Wallace Beery [1885-1949]
Source: Wikipedia

            Beery had a close call on the set after a night of such carousing. He and Meighan were acting that scene atop the coal tipple, a structure for loading the ore into railroad cars. Beery slipped and nearly fell to what would have been serious injury or death. For the rest of the shoot Beery had to be watched carefully after hours by the crew.
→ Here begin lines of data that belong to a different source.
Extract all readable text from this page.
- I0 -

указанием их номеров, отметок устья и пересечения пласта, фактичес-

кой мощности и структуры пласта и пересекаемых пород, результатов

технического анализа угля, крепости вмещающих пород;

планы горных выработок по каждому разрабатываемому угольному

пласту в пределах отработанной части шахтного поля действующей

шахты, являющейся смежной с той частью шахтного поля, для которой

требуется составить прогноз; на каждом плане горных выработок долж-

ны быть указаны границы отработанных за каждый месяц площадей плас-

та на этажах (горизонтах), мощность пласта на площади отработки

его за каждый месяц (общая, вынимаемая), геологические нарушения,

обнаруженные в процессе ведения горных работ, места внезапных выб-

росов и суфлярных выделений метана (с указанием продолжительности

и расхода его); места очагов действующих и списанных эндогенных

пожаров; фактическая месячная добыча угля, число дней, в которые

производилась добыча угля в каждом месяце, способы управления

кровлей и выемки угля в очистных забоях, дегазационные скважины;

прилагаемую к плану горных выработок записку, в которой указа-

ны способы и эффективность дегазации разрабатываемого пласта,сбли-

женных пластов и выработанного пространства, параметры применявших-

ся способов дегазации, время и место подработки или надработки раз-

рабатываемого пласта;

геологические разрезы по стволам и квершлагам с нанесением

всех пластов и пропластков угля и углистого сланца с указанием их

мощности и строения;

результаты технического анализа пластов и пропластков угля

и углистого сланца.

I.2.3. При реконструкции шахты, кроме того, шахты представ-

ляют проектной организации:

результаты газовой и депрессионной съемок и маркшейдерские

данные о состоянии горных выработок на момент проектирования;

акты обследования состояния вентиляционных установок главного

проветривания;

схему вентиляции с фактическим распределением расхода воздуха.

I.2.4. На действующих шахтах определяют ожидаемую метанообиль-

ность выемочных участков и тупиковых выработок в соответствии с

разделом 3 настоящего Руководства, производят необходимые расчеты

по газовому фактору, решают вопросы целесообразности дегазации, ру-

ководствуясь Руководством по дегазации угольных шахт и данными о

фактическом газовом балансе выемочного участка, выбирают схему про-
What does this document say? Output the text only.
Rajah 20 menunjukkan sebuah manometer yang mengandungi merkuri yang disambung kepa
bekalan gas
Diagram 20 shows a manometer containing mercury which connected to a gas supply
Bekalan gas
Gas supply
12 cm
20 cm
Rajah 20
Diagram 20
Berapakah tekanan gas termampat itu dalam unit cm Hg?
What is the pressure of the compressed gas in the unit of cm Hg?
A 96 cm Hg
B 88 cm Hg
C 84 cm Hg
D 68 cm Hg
An abandoned coal tipple in West Virginia

Source: Library of Congress

Tipple Foundation, Exterior Southeast. Brookside Coal Mine, Tipple (Foundation), Mount Olive Road, North of Five Mile Creek Bridge, Brookside, Jefferson County, AL, ca. 1968

Source: Library of Congress

            Coming Through premiered in New York City on February 17 and the New York Times’ critic Mordaunt Hall was not kind in the next day’s paper. “The narrative of this effort might make an excellent bedtime story for an old ladies’ home, as all its dramatic teeth have been pulled and the hero, Tom Blackford (Thomas Meighan) seems to deserve a pair of wings,” he wrote in the first paragraph. After describing scenes from “a picture so utterly lacking in drama”, Hall closes with a restatement of his opening. “The narrative is as flat as the proverbial pancake, with only a few scenes of a coal mine to relieve its monotonous trend.”

            The film ran for 70 minutes, or 7 reels in the days of 10 minutes per reel. As with The Moonshiner’s Daughter discussed in part 1 and so many silent movies, Coming Through is currently a “lost film.” Perhaps a copy will turn up somewhere someday.

This piece first appeared on the Birmingham History Center blog in February 2013.